Those New Zealand businesses who worry that our remote location, talent shortages and the brain drain are hampering their business growth should look at using technology to connect them to the "global brain", advises president and CEO of GE Australia and New Zealand, Steve Sargent.
In the past year, GE has twice used an open platform to engage with the developer community and data scientists to develop better practices for their aviation and health-care customers. In both cases, accessing the "global brain" led to breakthrough levels of efficiency and productivity, eliminating waste and significant costs.
Speaking at the recent GE Capital Building Better Businesses Summit in Auckland, Sargent recounted an example in which GE worked with Alaska Airlines to improve its on-time performance. On average, each jet engine on an airplane carries around 2,000 sensors measuring around 5,000 data points, collecting a terabyte of data every day, including take-off time, arrival time, weather and wind data, and latitude and longitude at frequent points along the journey. GE published two month's worth of this data to Kaggle, an open-source platform for data modelling and analysis.

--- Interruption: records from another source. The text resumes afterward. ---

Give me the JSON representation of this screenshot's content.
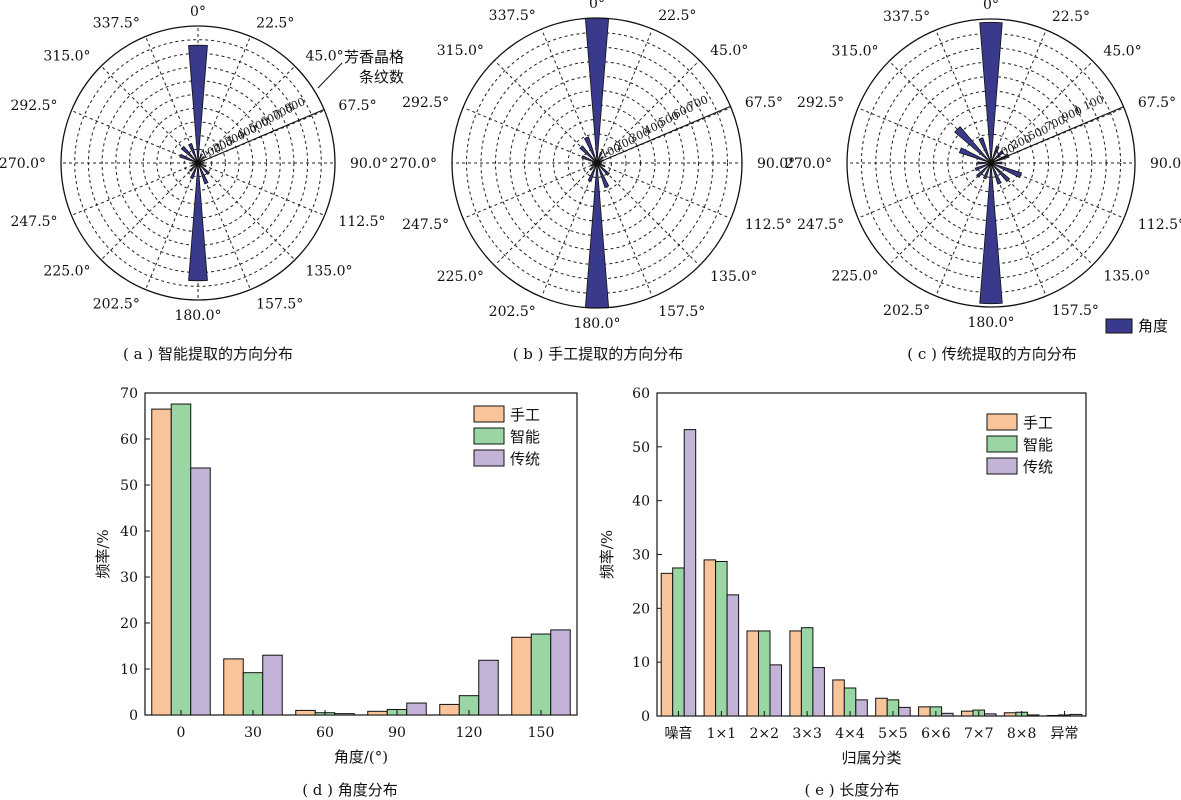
{
  "colors": {
    "rose": "#3a3a8c",
    "manual": "#f9c499",
    "smart": "#9ad6a3",
    "traditional": "#c3b3d6"
  },
  "chart_data": [
    {
      "type": "rose",
      "id": "a",
      "caption": "( a ) 智能提取的方向分布",
      "direction_labels": [
        "0°",
        "22.5°",
        "45.0°",
        "67.5°",
        "90.0°",
        "112.5°",
        "135.0°",
        "157.5°",
        "180.0°",
        "202.5°",
        "225.0°",
        "247.5°",
        "270.0°",
        "292.5°",
        "315.0°",
        "337.5°"
      ],
      "radial_ticks": [
        "100",
        "200",
        "300",
        "400",
        "500",
        "600",
        "700",
        "800"
      ],
      "radial_max": 1000,
      "radial_axis_label": [
        "芳香晶格",
        "条纹数"
      ],
      "sectors": [
        {
          "angle": 0,
          "value": 860
        },
        {
          "angle": 22.5,
          "value": 70
        },
        {
          "angle": 45,
          "value": 60
        },
        {
          "angle": 67.5,
          "value": 50
        },
        {
          "angle": 90,
          "value": 40
        },
        {
          "angle": 112.5,
          "value": 60
        },
        {
          "angle": 135,
          "value": 110
        },
        {
          "angle": 157.5,
          "value": 160
        },
        {
          "angle": 180,
          "value": 860
        },
        {
          "angle": 202.5,
          "value": 120
        },
        {
          "angle": 225,
          "value": 80
        },
        {
          "angle": 247.5,
          "value": 50
        },
        {
          "angle": 270,
          "value": 40
        },
        {
          "angle": 292.5,
          "value": 140
        },
        {
          "angle": 315,
          "value": 160
        },
        {
          "angle": 337.5,
          "value": 150
        }
      ]
    },
    {
      "type": "rose",
      "id": "b",
      "caption": "( b ) 手工提取的方向分布",
      "direction_labels": [
        "0°",
        "22.5°",
        "45.0°",
        "67.5°",
        "90.0°",
        "112.5°",
        "135.0°",
        "157.5°",
        "180.0°",
        "202.5°",
        "225.0°",
        "247.5°",
        "270.0°",
        "292.5°",
        "315.0°",
        "337.5°"
      ],
      "radial_ticks": [
        "100",
        "200",
        "300",
        "400",
        "500",
        "600",
        "700"
      ],
      "radial_max": 900,
      "sectors": [
        {
          "angle": 0,
          "value": 900
        },
        {
          "angle": 22.5,
          "value": 70
        },
        {
          "angle": 45,
          "value": 50
        },
        {
          "angle": 67.5,
          "value": 40
        },
        {
          "angle": 90,
          "value": 30
        },
        {
          "angle": 112.5,
          "value": 50
        },
        {
          "angle": 135,
          "value": 100
        },
        {
          "angle": 157.5,
          "value": 160
        },
        {
          "angle": 180,
          "value": 900
        },
        {
          "angle": 202.5,
          "value": 120
        },
        {
          "angle": 225,
          "value": 60
        },
        {
          "angle": 247.5,
          "value": 40
        },
        {
          "angle": 270,
          "value": 30
        },
        {
          "angle": 292.5,
          "value": 100
        },
        {
          "angle": 315,
          "value": 140
        },
        {
          "angle": 337.5,
          "value": 170
        }
      ]
    },
    {
      "type": "rose",
      "id": "c",
      "caption": "( c ) 传统提取的方向分布",
      "legend": "角度",
      "direction_labels": [
        "0°",
        "22.5°",
        "45.0°",
        "67.5°",
        "90.0°",
        "112.5°",
        "135.0°",
        "157.5°",
        "180.0°",
        "202.5°",
        "225.0°",
        "247.5°",
        "270.0°",
        "292.5°",
        "315.0°",
        "337.5°"
      ],
      "radial_ticks": [
        "100",
        "300",
        "500",
        "700",
        "900",
        "1 100"
      ],
      "radial_max": 1300,
      "sectors": [
        {
          "angle": 0,
          "value": 1270
        },
        {
          "angle": 22.5,
          "value": 160
        },
        {
          "angle": 45,
          "value": 140
        },
        {
          "angle": 67.5,
          "value": 170
        },
        {
          "angle": 90,
          "value": 100
        },
        {
          "angle": 112.5,
          "value": 290
        },
        {
          "angle": 135,
          "value": 220
        },
        {
          "angle": 157.5,
          "value": 200
        },
        {
          "angle": 180,
          "value": 1270
        },
        {
          "angle": 202.5,
          "value": 150
        },
        {
          "angle": 225,
          "value": 170
        },
        {
          "angle": 247.5,
          "value": 150
        },
        {
          "angle": 270,
          "value": 120
        },
        {
          "angle": 292.5,
          "value": 300
        },
        {
          "angle": 315,
          "value": 430
        },
        {
          "angle": 337.5,
          "value": 240
        }
      ]
    },
    {
      "type": "bar",
      "id": "d",
      "caption": "( d ) 角度分布",
      "xlabel": "角度/(°)",
      "ylabel": "频率/%",
      "ylim": [
        0,
        70
      ],
      "yticks": [
        "0",
        "10",
        "20",
        "30",
        "40",
        "50",
        "60",
        "70"
      ],
      "categories": [
        "0",
        "30",
        "60",
        "90",
        "120",
        "150"
      ],
      "series": [
        {
          "name": "手工",
          "values": [
            66.5,
            12.2,
            1.0,
            0.8,
            2.3,
            16.9
          ]
        },
        {
          "name": "智能",
          "values": [
            67.6,
            9.2,
            0.5,
            1.2,
            4.2,
            17.6
          ]
        },
        {
          "name": "传统",
          "values": [
            53.7,
            13.0,
            0.3,
            2.6,
            11.9,
            18.5
          ]
        }
      ]
    },
    {
      "type": "bar",
      "id": "e",
      "caption": "( e ) 长度分布",
      "xlabel": "归属分类",
      "ylabel": "频率/%",
      "ylim": [
        0,
        60
      ],
      "yticks": [
        "0",
        "10",
        "20",
        "30",
        "40",
        "50",
        "60"
      ],
      "categories": [
        "噪音",
        "1×1",
        "2×2",
        "3×3",
        "4×4",
        "5×5",
        "6×6",
        "7×7",
        "8×8",
        "异常"
      ],
      "series": [
        {
          "name": "手工",
          "values": [
            26.5,
            29.0,
            15.8,
            15.8,
            6.7,
            3.3,
            1.7,
            0.9,
            0.6,
            0.1
          ]
        },
        {
          "name": "智能",
          "values": [
            27.5,
            28.7,
            15.8,
            16.4,
            5.2,
            3.0,
            1.7,
            1.1,
            0.7,
            0.2
          ]
        },
        {
          "name": "传统",
          "values": [
            53.2,
            22.5,
            9.5,
            9.0,
            3.0,
            1.6,
            0.5,
            0.4,
            0.2,
            0.3
          ]
        }
      ]
    }
  ]
}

"We had a competition where we said, 'Here is what we look at as aeronautical engineers, but what do you as data scientists identify? Tell us something we don't know about this data,'" Sargent said. "It was about accessing different brains - who may know nothing about aviation, who may know nothing about jet engines - to look at the data and analyse it."

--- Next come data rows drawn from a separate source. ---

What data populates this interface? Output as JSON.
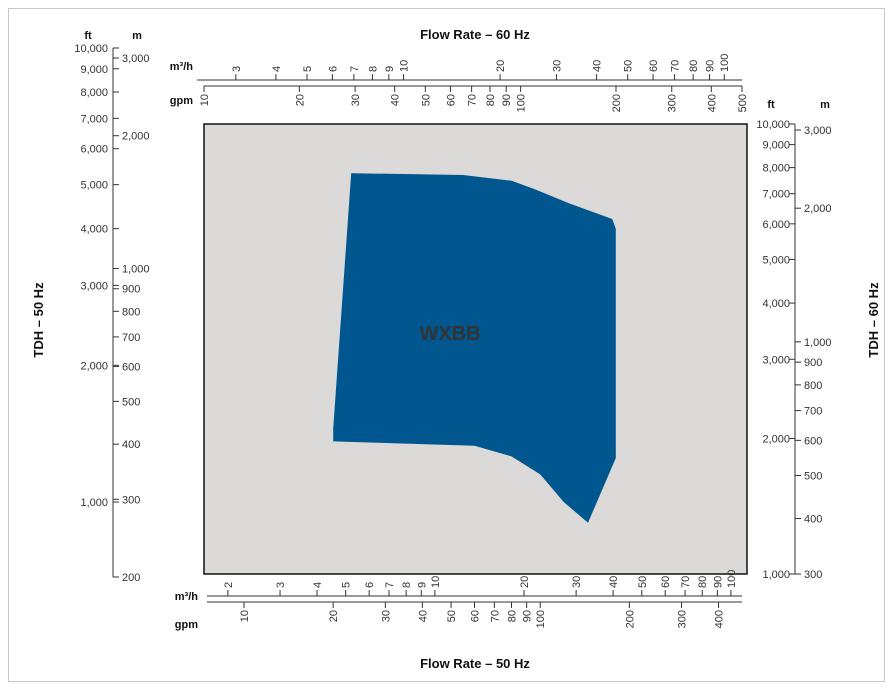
{
  "chart_data": {
    "type": "area",
    "region_label": "WXBB",
    "colors": {
      "plot_bg": "#dcd9d9",
      "region": "#00568f",
      "axis": "#333333",
      "region_label": "#ffffff"
    },
    "titles": {
      "top": "Flow Rate – 60 Hz",
      "bottom": "Flow Rate – 50 Hz",
      "left": "TDH – 50 Hz",
      "right": "TDH – 60 Hz"
    },
    "units": {
      "top_m3h": "m³/h",
      "top_gpm": "gpm",
      "bottom_m3h": "m³/h",
      "bottom_gpm": "gpm",
      "left_ft": "ft",
      "left_m": "m",
      "right_ft": "ft",
      "right_m": "m"
    },
    "ticks": {
      "top_m3h": [
        "3",
        "4",
        "5",
        "6",
        "7",
        "8",
        "9",
        "10",
        "20",
        "30",
        "40",
        "50",
        "60",
        "70",
        "80",
        "90",
        "100"
      ],
      "top_gpm": [
        "10",
        "20",
        "30",
        "40",
        "50",
        "60",
        "70",
        "80",
        "90",
        "100",
        "200",
        "300",
        "400",
        "500"
      ],
      "bottom_m3h": [
        "2",
        "3",
        "4",
        "5",
        "6",
        "7",
        "8",
        "9",
        "10",
        "20",
        "30",
        "40",
        "50",
        "60",
        "70",
        "80",
        "90",
        "100"
      ],
      "bottom_gpm": [
        "10",
        "20",
        "30",
        "40",
        "50",
        "60",
        "70",
        "80",
        "90",
        "100",
        "200",
        "300",
        "400"
      ],
      "left_ft": [
        "10,000",
        "9,000",
        "8,000",
        "7,000",
        "6,000",
        "5,000",
        "4,000",
        "3,000",
        "2,000",
        "1,000"
      ],
      "left_m": [
        "3,000",
        "2,000",
        "1,000",
        "900",
        "800",
        "700",
        "600",
        "500",
        "400",
        "300",
        "200"
      ],
      "right_ft": [
        "10,000",
        "9,000",
        "8,000",
        "7,000",
        "6,000",
        "5,000",
        "4,000",
        "3,000",
        "2,000",
        "1,000"
      ],
      "right_m": [
        "3,000",
        "2,000",
        "1,000",
        "900",
        "800",
        "700",
        "600",
        "500",
        "400",
        "300"
      ]
    },
    "axes": {
      "x_bottom_gpm_range": [
        7.5,
        480
      ],
      "x_top_gpm_range": [
        10,
        500
      ],
      "y_left_ft_range": [
        700,
        7000
      ],
      "y_right_ft_range": [
        1000,
        10000
      ],
      "x_scale": "log",
      "y_scale": "log"
    },
    "region_outline_50hz": {
      "x_gpm": [
        20,
        20,
        23,
        55,
        80,
        95,
        125,
        175,
        180,
        180,
        145,
        120,
        100,
        80,
        60,
        20
      ],
      "y_ft": [
        2900,
        1450,
        5300,
        5250,
        5100,
        4900,
        4550,
        4200,
        4000,
        1250,
        900,
        1000,
        1150,
        1260,
        1330,
        1360
      ]
    }
  }
}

Currently, flight arrivals times are off by an average of seven minutes across the industry - the winning algorithms showed a 40 percent improvement on this, saving passengers more than five minutes at the gate and substantial cost savings for the airline: for every minute in reduction per flight, an average-sized airline could save 1700 hours per year, reducing crew costs by US$1.2m and fuel costs by US$5m.

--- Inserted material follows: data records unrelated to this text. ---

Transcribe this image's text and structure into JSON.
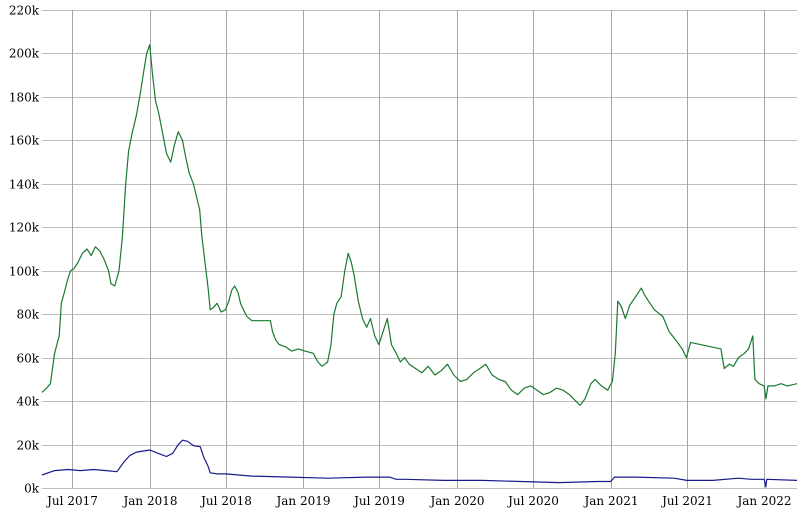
{
  "chart_data": {
    "type": "line",
    "title": "",
    "xlabel": "",
    "ylabel": "",
    "ylim": [
      0,
      220000
    ],
    "grid": true,
    "legend": "none",
    "y_ticks": [
      {
        "value": 0,
        "label": "0k"
      },
      {
        "value": 20000,
        "label": "20k"
      },
      {
        "value": 40000,
        "label": "40k"
      },
      {
        "value": 60000,
        "label": "60k"
      },
      {
        "value": 80000,
        "label": "80k"
      },
      {
        "value": 100000,
        "label": "100k"
      },
      {
        "value": 120000,
        "label": "120k"
      },
      {
        "value": 140000,
        "label": "140k"
      },
      {
        "value": 160000,
        "label": "160k"
      },
      {
        "value": 180000,
        "label": "180k"
      },
      {
        "value": 200000,
        "label": "200k"
      },
      {
        "value": 220000,
        "label": "220k"
      }
    ],
    "xlim": [
      "2017-04-20",
      "2022-03-20"
    ],
    "x_ticks": [
      {
        "date": "2017-07-01",
        "label": "Jul 2017"
      },
      {
        "date": "2018-01-01",
        "label": "Jan 2018"
      },
      {
        "date": "2018-07-01",
        "label": "Jul 2018"
      },
      {
        "date": "2019-01-01",
        "label": "Jan 2019"
      },
      {
        "date": "2019-07-01",
        "label": "Jul 2019"
      },
      {
        "date": "2020-01-01",
        "label": "Jan 2020"
      },
      {
        "date": "2020-07-01",
        "label": "Jul 2020"
      },
      {
        "date": "2021-01-01",
        "label": "Jan 2021"
      },
      {
        "date": "2021-07-01",
        "label": "Jul 2021"
      },
      {
        "date": "2022-01-01",
        "label": "Jan 2022"
      }
    ],
    "series": [
      {
        "color": "#1a7a2e",
        "points": [
          [
            "2017-04-20",
            44000
          ],
          [
            "2017-05-01",
            46000
          ],
          [
            "2017-05-10",
            48000
          ],
          [
            "2017-05-20",
            62000
          ],
          [
            "2017-05-31",
            70000
          ],
          [
            "2017-06-05",
            85000
          ],
          [
            "2017-06-12",
            90000
          ],
          [
            "2017-06-20",
            96000
          ],
          [
            "2017-06-27",
            100000
          ],
          [
            "2017-07-05",
            101000
          ],
          [
            "2017-07-15",
            104000
          ],
          [
            "2017-07-25",
            108000
          ],
          [
            "2017-08-05",
            110000
          ],
          [
            "2017-08-15",
            107000
          ],
          [
            "2017-08-25",
            111000
          ],
          [
            "2017-09-05",
            109000
          ],
          [
            "2017-09-15",
            105000
          ],
          [
            "2017-09-25",
            100000
          ],
          [
            "2017-10-01",
            94000
          ],
          [
            "2017-10-10",
            93000
          ],
          [
            "2017-10-20",
            100000
          ],
          [
            "2017-10-28",
            115000
          ],
          [
            "2017-11-05",
            140000
          ],
          [
            "2017-11-12",
            155000
          ],
          [
            "2017-11-20",
            163000
          ],
          [
            "2017-12-01",
            172000
          ],
          [
            "2017-12-10",
            182000
          ],
          [
            "2017-12-18",
            192000
          ],
          [
            "2017-12-25",
            200000
          ],
          [
            "2018-01-01",
            204000
          ],
          [
            "2018-01-08",
            190000
          ],
          [
            "2018-01-15",
            178000
          ],
          [
            "2018-01-22",
            173000
          ],
          [
            "2018-02-01",
            163000
          ],
          [
            "2018-02-10",
            154000
          ],
          [
            "2018-02-20",
            150000
          ],
          [
            "2018-03-01",
            158000
          ],
          [
            "2018-03-10",
            164000
          ],
          [
            "2018-03-20",
            160000
          ],
          [
            "2018-03-28",
            152000
          ],
          [
            "2018-04-05",
            145000
          ],
          [
            "2018-04-15",
            140000
          ],
          [
            "2018-04-20",
            136000
          ],
          [
            "2018-04-30",
            128000
          ],
          [
            "2018-05-05",
            116000
          ],
          [
            "2018-05-15",
            100000
          ],
          [
            "2018-05-20",
            92000
          ],
          [
            "2018-05-25",
            82000
          ],
          [
            "2018-06-01",
            83000
          ],
          [
            "2018-06-10",
            85000
          ],
          [
            "2018-06-20",
            81000
          ],
          [
            "2018-06-30",
            82000
          ],
          [
            "2018-07-08",
            86000
          ],
          [
            "2018-07-15",
            91000
          ],
          [
            "2018-07-22",
            93000
          ],
          [
            "2018-07-30",
            90000
          ],
          [
            "2018-08-05",
            85000
          ],
          [
            "2018-08-12",
            82000
          ],
          [
            "2018-08-20",
            79000
          ],
          [
            "2018-09-01",
            77000
          ],
          [
            "2018-10-01",
            77000
          ],
          [
            "2018-10-15",
            77000
          ],
          [
            "2018-10-20",
            72000
          ],
          [
            "2018-10-28",
            68000
          ],
          [
            "2018-11-05",
            66000
          ],
          [
            "2018-11-20",
            65000
          ],
          [
            "2018-12-05",
            63000
          ],
          [
            "2018-12-20",
            64000
          ],
          [
            "2019-01-05",
            63000
          ],
          [
            "2019-01-25",
            62000
          ],
          [
            "2019-02-05",
            58000
          ],
          [
            "2019-02-15",
            56000
          ],
          [
            "2019-02-28",
            58000
          ],
          [
            "2019-03-08",
            66000
          ],
          [
            "2019-03-15",
            80000
          ],
          [
            "2019-03-22",
            85000
          ],
          [
            "2019-04-01",
            88000
          ],
          [
            "2019-04-10",
            100000
          ],
          [
            "2019-04-18",
            108000
          ],
          [
            "2019-04-25",
            104000
          ],
          [
            "2019-05-02",
            98000
          ],
          [
            "2019-05-12",
            86000
          ],
          [
            "2019-05-22",
            78000
          ],
          [
            "2019-06-01",
            74000
          ],
          [
            "2019-06-10",
            78000
          ],
          [
            "2019-06-20",
            70000
          ],
          [
            "2019-06-30",
            66000
          ],
          [
            "2019-07-10",
            72000
          ],
          [
            "2019-07-20",
            78000
          ],
          [
            "2019-07-30",
            66000
          ],
          [
            "2019-08-10",
            62000
          ],
          [
            "2019-08-20",
            58000
          ],
          [
            "2019-08-30",
            60000
          ],
          [
            "2019-09-10",
            57000
          ],
          [
            "2019-09-25",
            55000
          ],
          [
            "2019-10-10",
            53000
          ],
          [
            "2019-10-25",
            56000
          ],
          [
            "2019-11-10",
            52000
          ],
          [
            "2019-11-25",
            54000
          ],
          [
            "2019-12-10",
            57000
          ],
          [
            "2019-12-25",
            52000
          ],
          [
            "2020-01-10",
            49000
          ],
          [
            "2020-01-25",
            50000
          ],
          [
            "2020-02-10",
            53000
          ],
          [
            "2020-02-25",
            55000
          ],
          [
            "2020-03-10",
            57000
          ],
          [
            "2020-03-25",
            52000
          ],
          [
            "2020-04-10",
            50000
          ],
          [
            "2020-04-25",
            49000
          ],
          [
            "2020-05-10",
            45000
          ],
          [
            "2020-05-25",
            43000
          ],
          [
            "2020-06-10",
            46000
          ],
          [
            "2020-06-25",
            47000
          ],
          [
            "2020-07-10",
            45000
          ],
          [
            "2020-07-25",
            43000
          ],
          [
            "2020-08-10",
            44000
          ],
          [
            "2020-08-25",
            46000
          ],
          [
            "2020-09-10",
            45000
          ],
          [
            "2020-09-25",
            43000
          ],
          [
            "2020-10-10",
            40000
          ],
          [
            "2020-10-20",
            38000
          ],
          [
            "2020-11-01",
            41000
          ],
          [
            "2020-11-15",
            48000
          ],
          [
            "2020-11-25",
            50000
          ],
          [
            "2020-12-10",
            47000
          ],
          [
            "2020-12-25",
            45000
          ],
          [
            "2021-01-05",
            49000
          ],
          [
            "2021-01-12",
            62000
          ],
          [
            "2021-01-18",
            86000
          ],
          [
            "2021-01-25",
            84000
          ],
          [
            "2021-02-05",
            78000
          ],
          [
            "2021-02-15",
            84000
          ],
          [
            "2021-03-01",
            88000
          ],
          [
            "2021-03-15",
            92000
          ],
          [
            "2021-03-22",
            89000
          ],
          [
            "2021-04-01",
            86000
          ],
          [
            "2021-04-15",
            82000
          ],
          [
            "2021-05-05",
            79000
          ],
          [
            "2021-05-20",
            72000
          ],
          [
            "2021-06-05",
            68000
          ],
          [
            "2021-06-20",
            64000
          ],
          [
            "2021-06-30",
            60000
          ],
          [
            "2021-07-10",
            67000
          ],
          [
            "2021-09-20",
            64000
          ],
          [
            "2021-09-28",
            55000
          ],
          [
            "2021-10-10",
            57000
          ],
          [
            "2021-10-20",
            56000
          ],
          [
            "2021-11-01",
            60000
          ],
          [
            "2021-11-15",
            62000
          ],
          [
            "2021-11-25",
            64000
          ],
          [
            "2021-12-05",
            70000
          ],
          [
            "2021-12-10",
            50000
          ],
          [
            "2021-12-20",
            48000
          ],
          [
            "2022-01-01",
            47000
          ],
          [
            "2022-01-05",
            41000
          ],
          [
            "2022-01-10",
            47000
          ],
          [
            "2022-01-25",
            47000
          ],
          [
            "2022-02-10",
            48000
          ],
          [
            "2022-02-25",
            47000
          ],
          [
            "2022-03-20",
            48000
          ]
        ]
      },
      {
        "color": "#1a1a8c",
        "points": [
          [
            "2017-04-20",
            6000
          ],
          [
            "2017-05-20",
            8000
          ],
          [
            "2017-06-20",
            8500
          ],
          [
            "2017-07-20",
            8000
          ],
          [
            "2017-08-20",
            8500
          ],
          [
            "2017-09-20",
            8000
          ],
          [
            "2017-10-15",
            7500
          ],
          [
            "2017-11-01",
            12000
          ],
          [
            "2017-11-15",
            15000
          ],
          [
            "2017-12-01",
            16500
          ],
          [
            "2018-01-01",
            17500
          ],
          [
            "2018-01-20",
            16000
          ],
          [
            "2018-02-10",
            14500
          ],
          [
            "2018-02-25",
            16000
          ],
          [
            "2018-03-10",
            20000
          ],
          [
            "2018-03-20",
            22000
          ],
          [
            "2018-04-01",
            21500
          ],
          [
            "2018-04-15",
            19500
          ],
          [
            "2018-05-01",
            19000
          ],
          [
            "2018-05-10",
            14000
          ],
          [
            "2018-05-20",
            10000
          ],
          [
            "2018-05-25",
            7000
          ],
          [
            "2018-06-10",
            6500
          ],
          [
            "2018-07-01",
            6500
          ],
          [
            "2018-08-01",
            6000
          ],
          [
            "2018-09-01",
            5500
          ],
          [
            "2018-12-01",
            5000
          ],
          [
            "2019-03-01",
            4500
          ],
          [
            "2019-06-01",
            5000
          ],
          [
            "2019-07-25",
            5000
          ],
          [
            "2019-08-10",
            4000
          ],
          [
            "2019-09-01",
            4000
          ],
          [
            "2019-12-01",
            3500
          ],
          [
            "2020-03-01",
            3500
          ],
          [
            "2020-06-01",
            3000
          ],
          [
            "2020-09-01",
            2500
          ],
          [
            "2020-12-01",
            3000
          ],
          [
            "2021-01-01",
            3000
          ],
          [
            "2021-01-10",
            5000
          ],
          [
            "2021-03-01",
            5000
          ],
          [
            "2021-06-01",
            4500
          ],
          [
            "2021-07-01",
            3500
          ],
          [
            "2021-09-01",
            3500
          ],
          [
            "2021-11-01",
            4500
          ],
          [
            "2021-12-01",
            4000
          ],
          [
            "2022-01-01",
            4000
          ],
          [
            "2022-01-05",
            500
          ],
          [
            "2022-01-07",
            4000
          ],
          [
            "2022-03-20",
            3500
          ]
        ]
      }
    ]
  }
}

The ability to access the "global brain" is particularly important for New Zealand's Mid-Market businesses, 38 percent of which report that finding individuals with the right expertise and skills to grow their business is a key concern. The Mid-Market (businesses that turn over $2 million to $50 million annually) makes up just 6.6 percent of our country's firms, but is a big employer, accounting for 33.2 percent of our employment.